REPUBLIKA.CO.ID,  JAKARTA --Majelis Permusyawaratan Rakyat (MPR) RI, menggelar Simposium Nasional dengan tema Sistem Perekonomian Untuk Mewujudkan Kesejahteraan Sosial Sesuai UU Dasar Negara Republik Indonesia. Ketua MPR RI Zulkifli Hasan menilai, kegiatan simposium ini merupakan langkah tepat, sesuai kondisi bangsa yang menghadapi permasalahan kesenjangan, keadilan dan kesejahteraan rakyat.
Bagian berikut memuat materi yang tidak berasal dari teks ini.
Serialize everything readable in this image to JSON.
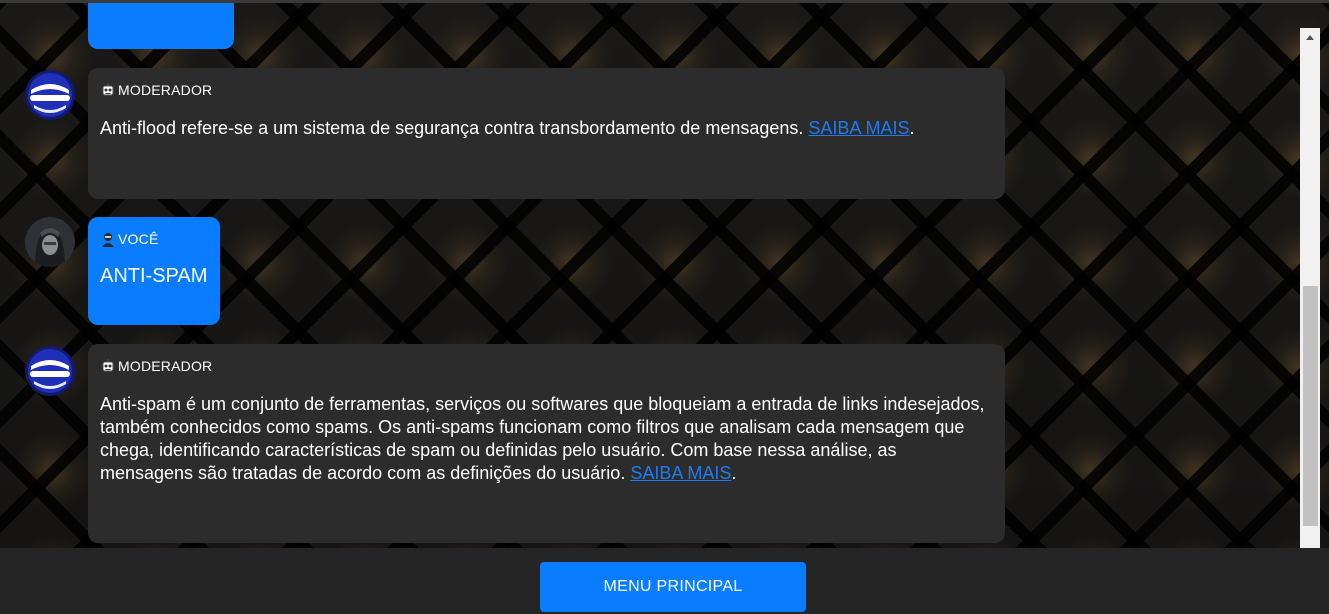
{
  "messages": [
    {
      "role": "user",
      "text": ""
    },
    {
      "role": "moderator",
      "sender": "MODERADOR",
      "text": "Anti-flood refere-se a um sistema de segurança contra transbordamento de mensagens.",
      "link_text": "SAIBA MAIS",
      "suffix": "."
    },
    {
      "role": "user",
      "sender": "VOCÊ",
      "text": "ANTI-SPAM"
    },
    {
      "role": "moderator",
      "sender": "MODERADOR",
      "text": "Anti-spam é um conjunto de ferramentas, serviços ou softwares que bloqueiam a entrada de links indesejados, também conhecidos como spams. Os anti-spams funcionam como filtros que analisam cada mensagem que chega, identificando características de spam ou definidas pelo usuário. Com base nessa análise, as mensagens são tratadas de acordo com as definições do usuário.",
      "link_text": "SAIBA MAIS",
      "suffix": "."
    }
  ],
  "footer": {
    "menu_button_label": "MENU PRINCIPAL"
  },
  "icons": {
    "moderator_avatar": "moderator-avatar",
    "user_avatar": "hooded-user-avatar",
    "moderator_sender_icon": "robot-icon",
    "user_sender_icon": "hacker-icon",
    "scroll_up": "scroll-up-arrow-icon"
  },
  "colors": {
    "user_bubble": "#0a7cff",
    "moderator_bubble": "#2c2c2c",
    "link": "#1e7bf4",
    "button": "#0a7cff",
    "footer": "#252525"
  }
}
''Saya berharap hasil simposium jadi masukan MPR dalam melaksanakan tugas konstitusionalnya sesuai UU MD3,'' ucap Zulkifli, dalam sambutannya, di Nusantara IV, Kompleks Parlemen Senayan, Jakarta, Rabu (12/7).

Bicara sistem perekonomian naisonal, lanjutnya, secara yuridis diatur tagas dalam pasal 33 UUD 1945, yang merupakan wujud dari sila ke-5 yaitu Keadilan Sosial Bagi Seluruh Rakyat Indonesia. Namun, ia menyatakan selama ini masyarakat masih saja meributkan siapa yang Pancasilais dan siapa yang tidak Pancasilais, terutama saat masa Pilkada serentak 2017.

Seharusnya, Zulkifli menuturkan, sudah saatnya mengimplementasikan Pancasila. Apalagi, sudah terjadi inkonsistensi dari pelaksanaan Pancasila. ''Pancasila yang harusnya melahirkan kesejahteraan bersama. Bahkan disebutkan tahun ini digunakan untuk mengurangi kesenjangan,'' kata Zulkifli.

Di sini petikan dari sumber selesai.